Optimize Preprocessing Computation

Model Optimizer performs preprocessing to a model. It is possible to optimize this step and improve first inference time, to do that, follow the tips bellow:

  • Image mean/scale parameters

    Make sure to use the input image mean/scale parameters (--scale and –mean_values) with the Model Optimizer when you need pre-processing. It allows the tool to bake the pre-processing into the IR to get accelerated by the Inference Engine.

  • RGB vs.
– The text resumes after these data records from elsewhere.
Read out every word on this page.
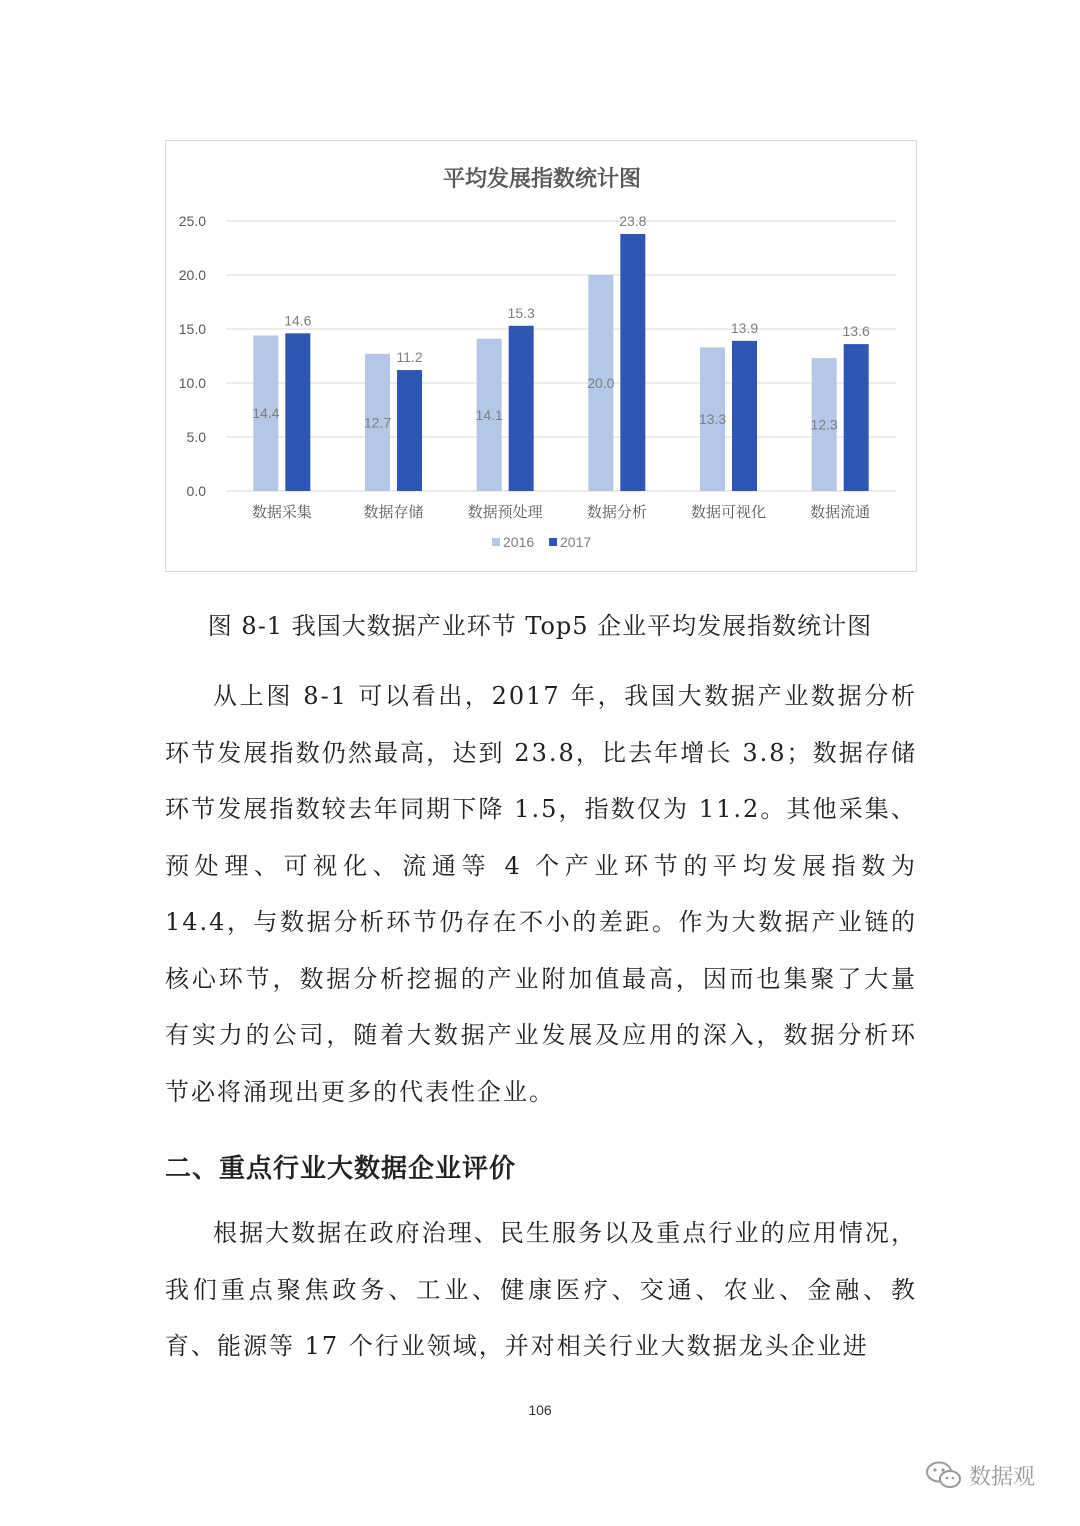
平均发展指数统计图
0.0
5.0
10.0
15.0
20.0
25.0
14.4
14.6
数据采集
12.7
11.2
数据存储
14.1
15.3
数据预处理
20.0
23.8
数据分析
13.3
13.9
数据可视化
12.3
13.6
数据流通
2016 2017
图 8-1 我国大数据产业环节 Top5 企业平均发展指数统计图

从上图 8-1 可以看出，2017 年，我国大数据产业数据分析环节发展指数仍然最高，达到 23.8，比去年增长 3.8；数据存储环节发展指数较去年同期下降 1.5，指数仅为 11.2。其他采集、预处理、可视化、流通等 4 个产业环节的平均发展指数为 14.4，与数据分析环节仍存在不小的差距。作为大数据产业链的核心环节，数据分析挖掘的产业附加值最高，因而也集聚了大量有实力的公司，随着大数据产业发展及应用的深入，数据分析环节必将涌现出更多的代表性企业。

二、重点行业大数据企业评价

根据大数据在政府治理、民生服务以及重点行业的应用情况，我们重点聚焦政务、工业、健康医疗、交通、农业、金融、教育、能源等 17 个行业领域，并对相关行业大数据龙头企业进

106
数据观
BGR inputs

    If, for example, your network assumes the RGB inputs, the Model Optimizer can swap the channels in the first convolution using the --reverse_input_channels command line option, so you do not need to convert your inputs to RGB every time you get the BGR image, for example, from OpenCV*.

  • Larger batch size

    Notice that the devices like GPU are doing better with larger batch size. While it is possible to set the batch size in the runtime using the Inference Engine ShapeInference feature.

  • Resulting IR precision

    The resulting IR precision, for instance, FP16 or FP32, directly affects performance. As CPU now supports FP16 (while internally upscaling to FP32 anyway) and because this is the best precision for a GPU target, you may want to always convert models to FP16. Notice that this is the only precision that Intel Movidius Myriad 2 and Intel Myriad X VPUs support.